John Christopher sorrise e dopo, senza parlare, abbassò i suoi occhiali avvolgenti mostrando all’altro due occhi azzurri con delle striature di verde. McArtur si chiese dove diavolo volesse arrivare, ma non potè fare a meno di abbassare anche lui gli occhiali scuri per verificare il grado di chiarezza degli occhi del suo interlocutore. Ma non chiese nulla.
John continuò, come se stesse rivelando una grossa notizia: "Ecco i miei gioielli. Mi sono fatto trapiantare gli occhi di un finlandese di venti anni, morto in un incidente nella Sezione Trasporti".
"Belli" fu il commento conciso di McArtur, che ora sperava di essere lasciato a mangiare in pace.

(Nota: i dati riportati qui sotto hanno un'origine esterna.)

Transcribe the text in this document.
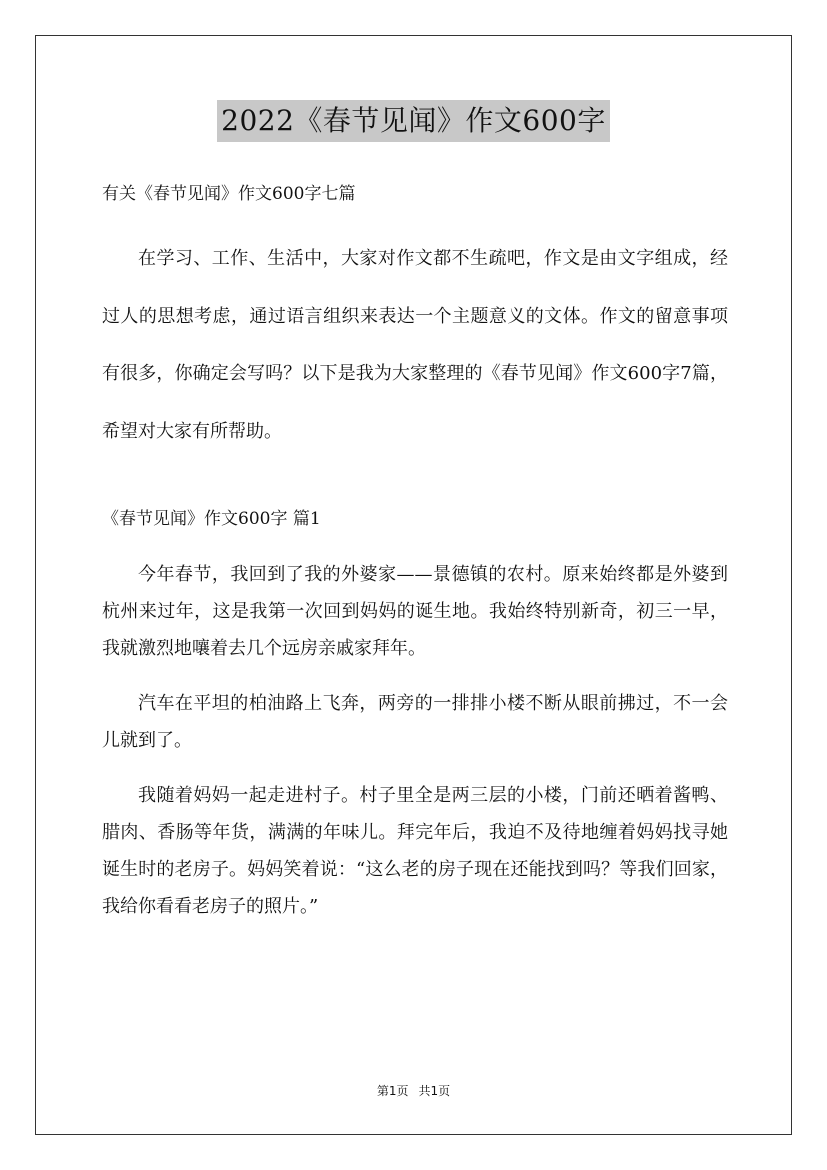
2022《春节见闻》作文600字
有关《春节见闻》作文600字七篇

在学习、工作、生活中，大家对作文都不生疏吧，作文是由文字组成，经过人的思想考虑，通过语言组织来表达一个主题意义的文体。作文的留意事项有很多，你确定会写吗？以下是我为大家整理的《春节见闻》作文600字7篇，希望对大家有所帮助。

《春节见闻》作文600字 篇1

今年春节，我回到了我的外婆家——景德镇的农村。原来始终都是外婆到杭州来过年，这是我第一次回到妈妈的诞生地。我始终特别新奇，初三一早，我就激烈地嚷着去几个远房亲戚家拜年。

汽车在平坦的柏油路上飞奔，两旁的一排排小楼不断从眼前拂过，不一会儿就到了。

我随着妈妈一起走进村子。村子里全是两三层的小楼，门前还晒着酱鸭、腊肉、香肠等年货，满满的年味儿。拜完年后，我迫不及待地缠着妈妈找寻她诞生时的老房子。妈妈笑着说：“这么老的房子现在还能找到吗？等我们回家，我给你看看老房子的照片。”

第1页 共1页
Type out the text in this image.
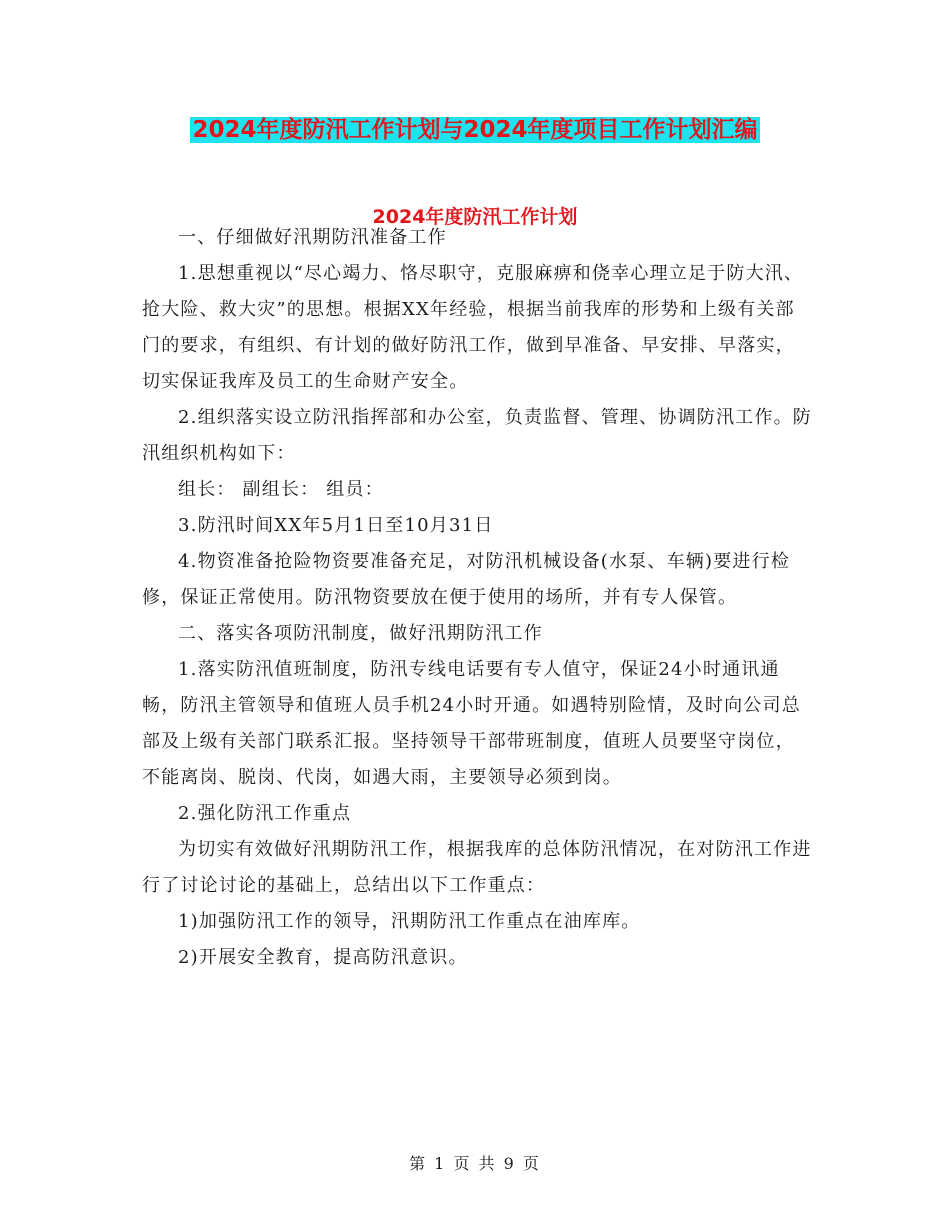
2024年度防汛工作计划与2024年度项目工作计划汇编
2024年度防汛工作计划

一、仔细做好汛期防汛准备工作

1.思想重视以“尽心竭力、恪尽职守，克服麻痹和侥幸心理立足于防大汛、抢大险、救大灾”的思想。根据XX年经验，根据当前我库的形势和上级有关部门的要求，有组织、有计划的做好防汛工作，做到早准备、早安排、早落实，切实保证我库及员工的生命财产安全。

2.组织落实设立防汛指挥部和办公室，负责监督、管理、协调防汛工作。防汛组织机构如下：

组长： 副组长： 组员：

3.防汛时间XX年5月1日至10月31日

4.物资准备抢险物资要准备充足，对防汛机械设备(水泵、车辆)要进行检修，保证正常使用。防汛物资要放在便于使用的场所，并有专人保管。

二、落实各项防汛制度，做好汛期防汛工作

1.落实防汛值班制度，防汛专线电话要有专人值守，保证24小时通讯通畅，防汛主管领导和值班人员手机24小时开通。如遇特别险情，及时向公司总部及上级有关部门联系汇报。坚持领导干部带班制度，值班人员要坚守岗位，不能离岗、脱岗、代岗，如遇大雨，主要领导必须到岗。

2.强化防汛工作重点

为切实有效做好汛期防汛工作，根据我库的总体防汛情况，在对防汛工作进行了讨论讨论的基础上，总结出以下工作重点：

1)加强防汛工作的领导，汛期防汛工作重点在油库库。

2)开展安全教育，提高防汛意识。

第 1 页 共 9 页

"Eh già. Li ho sempre desiderati" dichiarò soddisfatto John Christopher. Dopo un po’, avendo assaporato completamente il piacere della rivelazione, e anche per dare anche all’altro la possibilità di dire la sua, chiese: "E tu, che interventi conti di fare in questo campo?".
"Beh" si rianimò McArtur, stuzzicato dall’interesse del vicino, e per non sembrare da meno di lui, "dall’anno scorso, per la precisione dal settembre del 2061, ho acceso un mutuo per ottenere un fegato poco usato. Potrò farmelo trapiantare appena le carte saranno a posto. Sai, mi piace bere un goccio di tanto in tanto, e il mio comincia a perdere colpi".
"Certo, hai fatto bene" convenne John Christopher. "A che serve guadagnare se non ci si toglie delle soddisfazioni? E poi, i soldi spesi per i trapianti sono l’unico investimento sicuro".